APRIL è un film ostico, lo avrete capito, però a onor del vero ho sentito anche un po’ di applausi in sala, perlomeno tra quelli che erano rimasti perché già dopo i primi 20 minuti la gente usciva a frotte dalla sala grande, esodo che è continuato per tutto il film. i
Ma, si sa, la critica intelligentissima ama spesso questi film ipercerebrali, anti mainstream, punitivi per gli spettatori, impossibili da vedere e ricchi di significati (forse un po’ troppo ricchi di significati) e infatti in sala stampa c’era chi ne parlava di un capolavoro, chi ammetteva serenamente di aver dormito per tutto il film e chi invece commentava l’alto prodotto artistico di Kulumbegashvili con peti e rutti generosi.
Io stoico ho resistito fino alla fine perché volevo cercare di afferrare l’incomprensibile.
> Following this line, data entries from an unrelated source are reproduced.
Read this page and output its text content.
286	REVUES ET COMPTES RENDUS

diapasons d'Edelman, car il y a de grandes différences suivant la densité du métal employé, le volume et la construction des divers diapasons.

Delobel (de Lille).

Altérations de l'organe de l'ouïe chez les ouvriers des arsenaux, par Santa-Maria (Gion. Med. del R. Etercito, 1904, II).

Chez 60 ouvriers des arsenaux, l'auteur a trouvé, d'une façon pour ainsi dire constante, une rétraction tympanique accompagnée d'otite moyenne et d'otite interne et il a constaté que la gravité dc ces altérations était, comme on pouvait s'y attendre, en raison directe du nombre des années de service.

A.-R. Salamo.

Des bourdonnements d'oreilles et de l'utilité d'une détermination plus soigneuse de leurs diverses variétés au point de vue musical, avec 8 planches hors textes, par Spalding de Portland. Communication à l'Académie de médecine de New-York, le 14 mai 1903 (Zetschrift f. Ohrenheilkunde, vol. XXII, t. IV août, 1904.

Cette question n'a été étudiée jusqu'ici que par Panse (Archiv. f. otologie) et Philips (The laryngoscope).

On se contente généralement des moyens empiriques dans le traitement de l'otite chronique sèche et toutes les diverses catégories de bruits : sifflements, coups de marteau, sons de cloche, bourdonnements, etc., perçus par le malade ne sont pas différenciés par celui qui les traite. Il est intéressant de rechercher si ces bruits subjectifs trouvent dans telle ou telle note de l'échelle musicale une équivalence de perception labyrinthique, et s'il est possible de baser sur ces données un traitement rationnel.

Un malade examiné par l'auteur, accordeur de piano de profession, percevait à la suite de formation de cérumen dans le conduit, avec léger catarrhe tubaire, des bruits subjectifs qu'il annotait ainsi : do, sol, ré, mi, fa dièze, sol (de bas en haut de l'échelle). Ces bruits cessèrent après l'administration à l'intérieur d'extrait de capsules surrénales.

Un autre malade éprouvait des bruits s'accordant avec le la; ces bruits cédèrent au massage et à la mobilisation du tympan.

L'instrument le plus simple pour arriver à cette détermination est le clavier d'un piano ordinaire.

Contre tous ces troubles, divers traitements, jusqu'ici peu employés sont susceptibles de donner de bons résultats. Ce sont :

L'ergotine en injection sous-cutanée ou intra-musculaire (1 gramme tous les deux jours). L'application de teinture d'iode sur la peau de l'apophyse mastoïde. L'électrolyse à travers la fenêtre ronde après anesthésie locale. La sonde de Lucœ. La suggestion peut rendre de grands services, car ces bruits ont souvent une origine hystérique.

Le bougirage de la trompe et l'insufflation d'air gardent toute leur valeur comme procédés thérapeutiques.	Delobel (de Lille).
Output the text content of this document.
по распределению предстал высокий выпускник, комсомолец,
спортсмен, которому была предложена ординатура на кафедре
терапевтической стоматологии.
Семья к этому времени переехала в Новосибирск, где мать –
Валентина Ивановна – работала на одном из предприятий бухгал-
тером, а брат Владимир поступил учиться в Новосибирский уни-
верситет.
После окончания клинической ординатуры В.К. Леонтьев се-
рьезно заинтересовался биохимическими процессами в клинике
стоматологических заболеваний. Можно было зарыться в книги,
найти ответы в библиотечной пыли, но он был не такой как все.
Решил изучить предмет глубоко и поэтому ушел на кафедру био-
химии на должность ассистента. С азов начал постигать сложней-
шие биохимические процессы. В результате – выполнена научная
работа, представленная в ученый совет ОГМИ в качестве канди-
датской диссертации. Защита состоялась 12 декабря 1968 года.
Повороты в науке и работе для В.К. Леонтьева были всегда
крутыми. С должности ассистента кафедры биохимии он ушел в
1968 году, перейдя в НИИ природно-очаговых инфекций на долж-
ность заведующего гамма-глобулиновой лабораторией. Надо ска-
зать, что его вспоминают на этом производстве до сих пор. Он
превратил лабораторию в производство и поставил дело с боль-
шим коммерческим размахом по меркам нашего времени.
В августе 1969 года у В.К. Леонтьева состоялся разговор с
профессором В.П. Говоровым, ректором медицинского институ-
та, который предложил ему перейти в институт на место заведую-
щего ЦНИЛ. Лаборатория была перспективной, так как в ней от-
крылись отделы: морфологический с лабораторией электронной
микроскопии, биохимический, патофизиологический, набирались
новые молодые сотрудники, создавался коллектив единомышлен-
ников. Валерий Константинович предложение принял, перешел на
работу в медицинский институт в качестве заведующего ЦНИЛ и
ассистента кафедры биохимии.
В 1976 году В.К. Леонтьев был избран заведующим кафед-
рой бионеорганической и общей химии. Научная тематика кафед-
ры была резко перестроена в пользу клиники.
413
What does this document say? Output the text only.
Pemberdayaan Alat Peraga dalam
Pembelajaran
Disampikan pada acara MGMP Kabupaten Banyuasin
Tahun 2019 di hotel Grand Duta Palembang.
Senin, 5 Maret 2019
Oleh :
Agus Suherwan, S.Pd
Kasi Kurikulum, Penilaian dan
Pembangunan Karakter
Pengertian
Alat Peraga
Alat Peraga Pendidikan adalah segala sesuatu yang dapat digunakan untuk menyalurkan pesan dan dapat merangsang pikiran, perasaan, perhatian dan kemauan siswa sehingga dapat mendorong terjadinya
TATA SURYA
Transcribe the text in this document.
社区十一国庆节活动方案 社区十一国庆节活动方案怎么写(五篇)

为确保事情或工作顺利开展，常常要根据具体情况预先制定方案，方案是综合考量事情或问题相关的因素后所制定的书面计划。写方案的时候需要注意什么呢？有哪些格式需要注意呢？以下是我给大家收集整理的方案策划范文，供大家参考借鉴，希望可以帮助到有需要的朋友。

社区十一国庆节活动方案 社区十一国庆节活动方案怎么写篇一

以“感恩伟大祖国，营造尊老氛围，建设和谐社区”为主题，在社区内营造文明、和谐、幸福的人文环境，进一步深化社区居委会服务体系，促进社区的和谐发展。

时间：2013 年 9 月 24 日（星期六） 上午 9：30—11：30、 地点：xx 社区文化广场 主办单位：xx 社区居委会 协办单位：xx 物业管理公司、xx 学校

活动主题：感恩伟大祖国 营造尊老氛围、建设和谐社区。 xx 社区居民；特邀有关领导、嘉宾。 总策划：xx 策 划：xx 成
Anzi mi viene in mente quella frase che forse campeggia all’inizio di Conan il Barbaro, credo sia di Lovecraft, che recita più o meno “quando guardi l’abisso devi stare attento perché l’abisso potrebbe guardare dentro di te” (anche se, a pensarci bene, mi sa che la citazione era un’altra, ma ci siamo capiti lo stesso).
Ecco, questo è un film un po’ così, nel senso che tu lo guardi ma in realtà è lui a guardare dentro di te.